A fiction writer, a mysanthrope, and a behaviorist walk into a bar…

One of the most known quotes from the horror writer H. P. Lovecraft is

The oldest and strongest emotion of mankind is fear, and the oldest and strongest kind of fear is fear of the unknown. These facts few psychologists will dispute, and their admitted truth must establish for all time the genuineness and dignity of the weirdly horrible tale as a literary form.

from his Supernatural Horror in Literature (1927.) Many people recognize it, and it’s a thought attributed to him even though the next sentence states he thought it was (or wanted to present it as such) common knowledge: “These facts few psychologists will dispute.” He didn’t believe he was discovering anything new.

In any event, I believe I may have stumbled upon Lovecraft’s inspiration for his famous statement.

I was reading H. L. Mencken‘s On Democracy (1926) —note that it was published just one year prior to Lovecraft’s essay— where the famous satirist mocks and attacks the idea of democracy, and in chapter 3 he talks about the new science of psychological behaviorism and the damage it has done to the dream of what he calls the “democratic man”:

One by one, the old psychological categories went overboard, and with them a vast mass of vague and meaningless psychological terminology.

On the cleared ground remained a massive discovery: that the earliest and most profound of human emotions is fear. Man comes into the world weak and naked, and almost devoid of intelligence as an oyster, but he brings with him a highly complex and sensitive susceptibility to fear.

He then writes about how that fear is at the source of our adult’s horrors, anxieties, and superstitions (and political superstitions, which is what interested him.)

The wording is not exactly the same, but both sentences say pretty much the same thing, and both mention psychologists.
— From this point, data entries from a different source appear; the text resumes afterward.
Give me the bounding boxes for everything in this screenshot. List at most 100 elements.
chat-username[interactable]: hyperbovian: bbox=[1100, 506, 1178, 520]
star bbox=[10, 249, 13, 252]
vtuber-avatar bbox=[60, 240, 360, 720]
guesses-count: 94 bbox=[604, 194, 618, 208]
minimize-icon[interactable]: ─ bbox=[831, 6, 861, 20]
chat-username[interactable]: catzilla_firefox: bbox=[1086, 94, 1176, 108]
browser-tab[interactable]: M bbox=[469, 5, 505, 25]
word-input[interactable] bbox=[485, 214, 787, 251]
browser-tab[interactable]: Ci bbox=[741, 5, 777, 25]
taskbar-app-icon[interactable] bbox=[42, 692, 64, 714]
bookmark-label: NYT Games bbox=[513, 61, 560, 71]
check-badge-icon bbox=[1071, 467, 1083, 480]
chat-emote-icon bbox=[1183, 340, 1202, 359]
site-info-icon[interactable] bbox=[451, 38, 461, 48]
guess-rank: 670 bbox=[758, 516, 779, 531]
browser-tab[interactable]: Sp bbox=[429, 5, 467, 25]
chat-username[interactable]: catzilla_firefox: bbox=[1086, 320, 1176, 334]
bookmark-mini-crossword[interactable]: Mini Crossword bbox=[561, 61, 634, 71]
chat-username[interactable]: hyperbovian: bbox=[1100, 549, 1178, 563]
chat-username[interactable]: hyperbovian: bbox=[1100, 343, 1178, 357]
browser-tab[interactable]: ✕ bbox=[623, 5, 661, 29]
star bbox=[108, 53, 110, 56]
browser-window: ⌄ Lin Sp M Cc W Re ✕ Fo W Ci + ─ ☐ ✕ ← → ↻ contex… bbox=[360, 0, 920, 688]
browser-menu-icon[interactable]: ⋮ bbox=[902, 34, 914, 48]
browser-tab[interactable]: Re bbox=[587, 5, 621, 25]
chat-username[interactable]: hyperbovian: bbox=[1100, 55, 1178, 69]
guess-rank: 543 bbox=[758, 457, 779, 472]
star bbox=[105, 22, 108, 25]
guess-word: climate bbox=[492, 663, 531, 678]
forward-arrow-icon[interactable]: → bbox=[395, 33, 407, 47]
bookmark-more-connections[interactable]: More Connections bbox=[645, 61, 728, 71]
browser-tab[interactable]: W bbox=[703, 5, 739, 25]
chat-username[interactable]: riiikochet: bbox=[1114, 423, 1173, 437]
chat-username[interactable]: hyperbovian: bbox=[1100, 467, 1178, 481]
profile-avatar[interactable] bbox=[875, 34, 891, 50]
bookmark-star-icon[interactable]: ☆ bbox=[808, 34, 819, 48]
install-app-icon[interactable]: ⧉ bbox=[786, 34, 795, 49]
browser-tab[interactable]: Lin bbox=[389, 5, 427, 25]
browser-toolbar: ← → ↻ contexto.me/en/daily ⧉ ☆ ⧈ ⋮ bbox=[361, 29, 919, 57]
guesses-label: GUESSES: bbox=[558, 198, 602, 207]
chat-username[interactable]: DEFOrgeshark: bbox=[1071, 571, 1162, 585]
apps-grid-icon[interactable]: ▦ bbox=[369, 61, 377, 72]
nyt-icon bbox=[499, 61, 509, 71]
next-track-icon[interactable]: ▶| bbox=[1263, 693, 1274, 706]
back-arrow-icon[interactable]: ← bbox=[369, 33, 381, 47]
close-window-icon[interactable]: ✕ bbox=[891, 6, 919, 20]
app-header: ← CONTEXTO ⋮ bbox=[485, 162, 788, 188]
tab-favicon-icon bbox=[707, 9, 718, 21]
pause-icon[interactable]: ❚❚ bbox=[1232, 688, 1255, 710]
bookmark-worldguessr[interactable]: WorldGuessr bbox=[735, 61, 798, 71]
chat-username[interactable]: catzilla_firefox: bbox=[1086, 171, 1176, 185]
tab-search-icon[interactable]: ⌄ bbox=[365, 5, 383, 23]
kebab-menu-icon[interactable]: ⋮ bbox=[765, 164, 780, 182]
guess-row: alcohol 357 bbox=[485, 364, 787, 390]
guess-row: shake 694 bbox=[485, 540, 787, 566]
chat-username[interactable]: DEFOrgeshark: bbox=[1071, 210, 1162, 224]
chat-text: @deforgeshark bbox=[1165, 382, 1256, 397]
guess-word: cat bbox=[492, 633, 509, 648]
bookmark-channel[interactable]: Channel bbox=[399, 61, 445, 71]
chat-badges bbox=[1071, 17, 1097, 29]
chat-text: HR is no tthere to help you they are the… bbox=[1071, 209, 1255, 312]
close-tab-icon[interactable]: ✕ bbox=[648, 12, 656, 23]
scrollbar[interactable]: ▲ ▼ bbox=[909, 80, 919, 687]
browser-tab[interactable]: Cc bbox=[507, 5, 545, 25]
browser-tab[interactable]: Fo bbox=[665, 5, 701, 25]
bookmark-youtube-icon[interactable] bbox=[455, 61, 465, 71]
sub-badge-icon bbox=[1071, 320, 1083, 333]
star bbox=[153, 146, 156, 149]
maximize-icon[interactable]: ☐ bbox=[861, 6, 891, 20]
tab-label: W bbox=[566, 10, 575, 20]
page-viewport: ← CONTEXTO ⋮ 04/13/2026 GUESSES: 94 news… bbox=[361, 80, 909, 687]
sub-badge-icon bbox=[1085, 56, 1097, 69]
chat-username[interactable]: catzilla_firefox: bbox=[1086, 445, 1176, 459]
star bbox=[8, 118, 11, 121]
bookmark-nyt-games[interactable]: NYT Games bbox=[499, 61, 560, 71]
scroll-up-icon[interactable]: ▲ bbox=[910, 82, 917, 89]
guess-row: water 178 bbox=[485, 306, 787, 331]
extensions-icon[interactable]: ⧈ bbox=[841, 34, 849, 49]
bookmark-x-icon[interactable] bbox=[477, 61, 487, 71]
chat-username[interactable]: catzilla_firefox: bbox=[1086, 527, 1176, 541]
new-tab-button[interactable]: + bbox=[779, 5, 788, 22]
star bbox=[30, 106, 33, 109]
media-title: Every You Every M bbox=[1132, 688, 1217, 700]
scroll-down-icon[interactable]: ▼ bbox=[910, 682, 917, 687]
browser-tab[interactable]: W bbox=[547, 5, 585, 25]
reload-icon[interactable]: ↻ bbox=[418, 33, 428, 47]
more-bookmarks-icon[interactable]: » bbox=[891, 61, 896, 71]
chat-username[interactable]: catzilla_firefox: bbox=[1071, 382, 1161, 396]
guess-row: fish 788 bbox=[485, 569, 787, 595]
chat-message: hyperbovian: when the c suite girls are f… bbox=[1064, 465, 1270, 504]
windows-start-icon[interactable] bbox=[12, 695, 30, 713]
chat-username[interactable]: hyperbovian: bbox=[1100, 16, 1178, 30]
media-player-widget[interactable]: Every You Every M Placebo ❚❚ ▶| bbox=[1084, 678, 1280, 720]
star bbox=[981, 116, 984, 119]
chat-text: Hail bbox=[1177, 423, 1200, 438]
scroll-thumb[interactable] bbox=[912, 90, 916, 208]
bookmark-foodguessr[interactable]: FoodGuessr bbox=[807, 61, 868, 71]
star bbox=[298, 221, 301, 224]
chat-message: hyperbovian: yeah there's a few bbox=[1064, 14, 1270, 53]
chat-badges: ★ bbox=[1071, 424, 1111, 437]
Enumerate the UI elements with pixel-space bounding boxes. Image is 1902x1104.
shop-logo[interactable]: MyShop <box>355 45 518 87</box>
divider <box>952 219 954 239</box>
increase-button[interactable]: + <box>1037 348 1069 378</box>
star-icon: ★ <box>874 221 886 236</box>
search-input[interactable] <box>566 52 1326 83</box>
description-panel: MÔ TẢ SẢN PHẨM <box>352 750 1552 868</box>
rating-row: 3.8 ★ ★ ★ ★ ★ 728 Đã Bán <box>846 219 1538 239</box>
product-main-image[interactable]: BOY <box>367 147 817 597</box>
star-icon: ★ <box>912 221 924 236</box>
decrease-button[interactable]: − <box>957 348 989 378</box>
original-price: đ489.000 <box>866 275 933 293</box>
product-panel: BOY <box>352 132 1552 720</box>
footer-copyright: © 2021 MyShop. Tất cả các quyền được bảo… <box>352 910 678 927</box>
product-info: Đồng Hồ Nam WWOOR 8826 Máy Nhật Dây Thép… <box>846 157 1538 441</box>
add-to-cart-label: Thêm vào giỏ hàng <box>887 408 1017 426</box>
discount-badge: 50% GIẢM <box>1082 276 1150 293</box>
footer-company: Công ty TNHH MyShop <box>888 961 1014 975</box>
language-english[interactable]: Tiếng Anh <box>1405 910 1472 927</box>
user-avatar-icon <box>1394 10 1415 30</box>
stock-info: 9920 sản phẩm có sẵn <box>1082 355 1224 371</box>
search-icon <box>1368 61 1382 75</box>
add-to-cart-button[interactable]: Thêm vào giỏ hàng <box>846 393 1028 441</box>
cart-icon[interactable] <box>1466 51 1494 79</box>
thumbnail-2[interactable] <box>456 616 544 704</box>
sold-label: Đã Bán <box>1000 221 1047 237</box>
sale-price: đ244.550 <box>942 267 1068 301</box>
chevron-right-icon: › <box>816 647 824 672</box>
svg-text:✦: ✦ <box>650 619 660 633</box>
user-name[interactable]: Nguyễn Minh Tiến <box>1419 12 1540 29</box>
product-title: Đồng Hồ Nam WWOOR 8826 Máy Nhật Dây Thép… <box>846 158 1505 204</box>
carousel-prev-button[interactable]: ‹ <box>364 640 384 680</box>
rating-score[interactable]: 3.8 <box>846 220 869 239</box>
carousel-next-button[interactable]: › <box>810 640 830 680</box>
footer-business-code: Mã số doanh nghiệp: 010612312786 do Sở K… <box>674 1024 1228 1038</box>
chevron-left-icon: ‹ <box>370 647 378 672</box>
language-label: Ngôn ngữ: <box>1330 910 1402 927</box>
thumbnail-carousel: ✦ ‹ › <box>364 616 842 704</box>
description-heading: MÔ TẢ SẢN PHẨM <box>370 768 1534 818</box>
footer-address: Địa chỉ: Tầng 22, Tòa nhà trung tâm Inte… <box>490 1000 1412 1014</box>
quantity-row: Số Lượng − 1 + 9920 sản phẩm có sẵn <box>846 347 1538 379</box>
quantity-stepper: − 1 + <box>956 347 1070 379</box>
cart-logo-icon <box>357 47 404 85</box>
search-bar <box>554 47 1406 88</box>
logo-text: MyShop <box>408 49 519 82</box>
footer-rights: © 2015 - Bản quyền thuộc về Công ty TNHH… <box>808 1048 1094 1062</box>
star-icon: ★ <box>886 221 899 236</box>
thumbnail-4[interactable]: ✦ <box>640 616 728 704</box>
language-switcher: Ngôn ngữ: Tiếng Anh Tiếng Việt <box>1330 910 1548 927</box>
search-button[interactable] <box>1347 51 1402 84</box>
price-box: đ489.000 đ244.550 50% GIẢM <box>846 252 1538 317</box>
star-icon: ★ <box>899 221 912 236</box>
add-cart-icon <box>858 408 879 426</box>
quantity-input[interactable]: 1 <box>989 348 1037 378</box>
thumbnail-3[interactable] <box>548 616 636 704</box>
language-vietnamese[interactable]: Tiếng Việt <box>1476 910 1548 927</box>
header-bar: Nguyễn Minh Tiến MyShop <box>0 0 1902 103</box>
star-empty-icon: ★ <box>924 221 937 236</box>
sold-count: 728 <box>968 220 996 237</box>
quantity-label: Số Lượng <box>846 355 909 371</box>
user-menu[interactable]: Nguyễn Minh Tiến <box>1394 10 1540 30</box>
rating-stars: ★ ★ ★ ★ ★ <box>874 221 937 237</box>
Obviously, my conclusion is that Lovecraft may have got his famous quote from Mencken. In fact, after discovering this coincidence, it dawned on me what “few psychologists will dispute” meant. Lovecraft wasn’t talking about psychoanalysis, he was talking (like Mencken) about the new behaviorism of J. B. Watson. In fact, both were probably thinking of Little Albert Experiment from 1920, when Watson conditioned a toddler to fear furry objects (which, through generalization, meant even Santa Claus.)

I have no definite proof, of course, and it may be just a coincidence, just two men who were aware of the latest psychological discoveries and worded their thoughts in a similar manner (or perhaps both paraphrased the same, unknown to me, source,) but it’s an interesting coincidence nonetheless. Besides, both writers were pretty similar in their beliefs (not so much in character perhaps): somewhat elitist and aristocratic, self-taught, both liked Nietzsche (and Lovecraft probably discovered him through Mencken,) anti-democratic, philosophically materialistic, anti-progressivists/liberalism, anti-socialists (but also suspicious of capitalism and its nihilism,) and anti-religious.

And as an interesting anecdote, the foremost Lovecraft biographer/scholar, S. T. Joshi, is also an H. L. Mencken editor!